No início do século XX, muitos críticos, incluindo Bernard Shaw, começaram a condenar a música de Mendelssohn por sua associação com o insulamento cultural vitoriano; Shaw em particular reclamou da "gentileza de luvas de pelica do compositor, sua sentimentalidade convencional e seu desprezível mercantilismo de oratório". Na década de 1950, o estudioso Wilfrid Mellers reclamou da "religiosidade espúria de Mendelssohn que refletia o elemento de hipocrisia inconsciente em nossa moralidade". Uma opinião contrastante veio do pianista e compositor Ferruccio Busoni, que considerava Mendelssohn "um mestre de grandeza indiscutível" e "um herdeiro de Mozart". Busoni, como virtuoses anteriores como Anton Rubinstein e Charles-Valentin Alkan, incluía regularmente as obras para piano de Mendelssohn em seus recitais.
Opiniões modernas
A apreciação da obra de Mendelssohn se desenvolveu ao longo dos últimos 50 anos, juntamente com a publicação de diversas biografias que situam suas conquistas em contexto. Mercer-Taylor comenta sobre a ironia de que "essa reavaliação ampla da música de Mendelssohn é tornada possível, em parte, por uma desintegração geral da ideia de um cânone musical", uma ideia que Mendelssohn "como maestro, pianista e estudioso" tanto fizera para estabelecer. O crítico H. L. Mencken concluiu que, se Mendelssohn de fato perdeu a verdadeira grandeza, ele a perdeu "por um fio de cabelo".

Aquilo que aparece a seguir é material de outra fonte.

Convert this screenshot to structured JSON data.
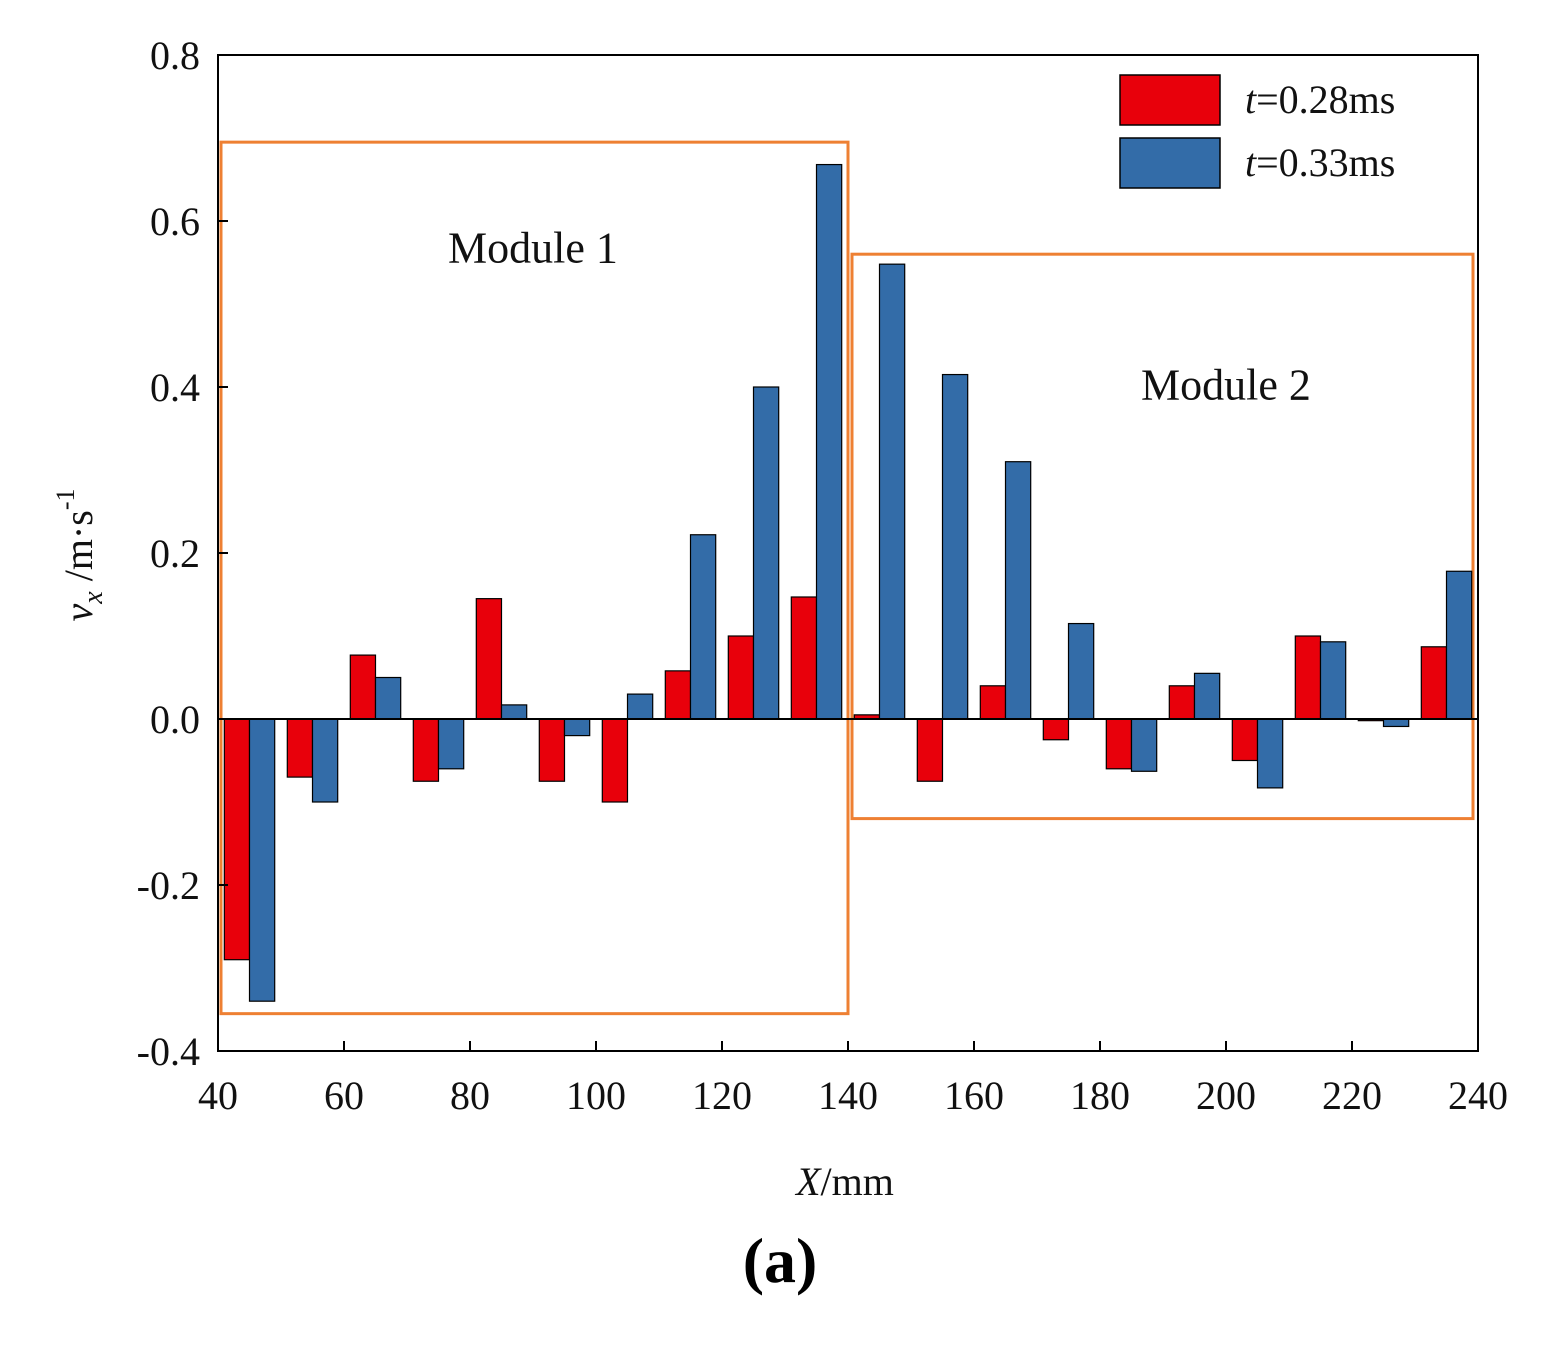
{
  "chart_data": {
    "type": "bar",
    "title": "",
    "xlabel_italic": "X",
    "xlabel_rest": "/mm",
    "ylabel_symbol": "v",
    "ylabel_subscript": "x",
    "ylabel_rest": " /m·s",
    "ylabel_superscript": "-1",
    "xlim": [
      40,
      240
    ],
    "ylim": [
      -0.4,
      0.8
    ],
    "x_ticks": [
      "40",
      "60",
      "80",
      "100",
      "120",
      "140",
      "160",
      "180",
      "200",
      "220",
      "240"
    ],
    "y_ticks": [
      "-0.4",
      "-0.2",
      "0.0",
      "0.2",
      "0.4",
      "0.6",
      "0.8"
    ],
    "x": [
      45,
      55,
      65,
      75,
      85,
      95,
      105,
      115,
      125,
      135,
      145,
      155,
      165,
      175,
      185,
      195,
      205,
      215,
      225,
      235
    ],
    "series": [
      {
        "name": "t=0.28ms",
        "legend_italic": "t",
        "legend_rest": "=0.28ms",
        "color": "#e8000b",
        "values": [
          -0.29,
          -0.07,
          0.077,
          -0.075,
          0.145,
          -0.075,
          -0.1,
          0.058,
          0.1,
          0.147,
          0.005,
          -0.075,
          0.04,
          -0.025,
          -0.06,
          0.04,
          -0.05,
          0.1,
          -0.002,
          0.087
        ]
      },
      {
        "name": "t=0.33ms",
        "legend_italic": "t",
        "legend_rest": "=0.33ms",
        "color": "#336ca8",
        "values": [
          -0.34,
          -0.1,
          0.05,
          -0.06,
          0.017,
          -0.02,
          0.03,
          0.222,
          0.4,
          0.668,
          0.548,
          0.415,
          0.31,
          0.115,
          -0.063,
          0.055,
          -0.083,
          0.093,
          -0.009,
          0.178
        ]
      }
    ],
    "legend_position": "top-right",
    "annotations": [
      {
        "label": "Module 1",
        "x_range": [
          40,
          140
        ],
        "y_range": [
          -0.355,
          0.695
        ],
        "text_x": 90,
        "text_y": 0.55
      },
      {
        "label": "Module 2",
        "x_range": [
          140,
          240
        ],
        "y_range": [
          -0.12,
          0.56
        ],
        "text_x": 200,
        "text_y": 0.385
      }
    ],
    "annotation_color": "#ee8033"
  },
  "panel_label": "(a)"
}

 Felix Mendelssohn por Friedrich Wilhelm Schadow, 1834
Charles Rosen, em um capítulo sobre Mendelssohn em seu livro de 1995 A Geração Romântica, tanto elogia quanto critica o compositor. Ele o chama de "o maior prodígio infantil que a história da música ocidental já conheceu", cujo domínio aos 16 anos superava o de Mozart ou Chopin aos 19, o possuidor em tenra idade de um "controle de estrutura em grande escala insuperado por qualquer compositor de sua geração", e um "gênio" com uma compreensão "profunda" de Beethoven. Rosen acredita que nos últimos anos do compositor, sem perder seu ofício ou gênio, ele "renunciou ... sua ousadia"; mas ele chama o Concerto para Violino em Mi menor relativamente tardio de Mendelssohn de "a síntese mais bem-sucedida da tradição do concerto clássico e da forma virtuosística romântica". Rosen considera a "Fuga em Mi menor" posteriormente incluída no Op. 35 de Mendelssohn para piano uma "obra-prima"; mas no mesmo parágrafo chama Mendelssohn de "o inventor do kitsch religioso na música". Não obstante, ele aponta como o poder dramático de "a conjunção da religião e da música" nos oratórios de Mendelssohn se reflete ao longo da música dos cinquenta anos seguintes nas óperas de Meyerbeer e Giuseppe Verdi e no Parsifal de Wagner. Uma grande parte das 750 obras de Mendelssohn ainda permanecia inédita nos anos 1960, mas a maioria delas já foi disponibilizada. Uma edição acadêmica das obras completas e da correspondência de Mendelssohn está em preparação, mas espera-se que leve muitos anos para ser concluída, e deverá ultrapassar 150 volumes. Isso inclui um catálogo moderno e completamente pesquisado de suas obras, o Mendelssohn-Werkverzeichnis MWV. A obra de Mendelssohn tem sido explorada com maior profundidade. Gravações de praticamente todas as obras publicadas de Mendelssohn já estão disponíveis, e seus trabalhos são frequentemente apresentados em salas de concerto e em transmissões. R. Larry Todd observou em 2007, no contexto do iminente bicentenário do nascimento de Mendelssohn, "o intensificante revival da música do compositor nas últimas décadas", e que "sua imagem foi amplamente reabilitada, à medida que músicos e acadêmicos retornaram a este compositor clássico europeu paradoxalmente familiar mas desconhecido, e começaram a vê-lo sob novas perspectivas."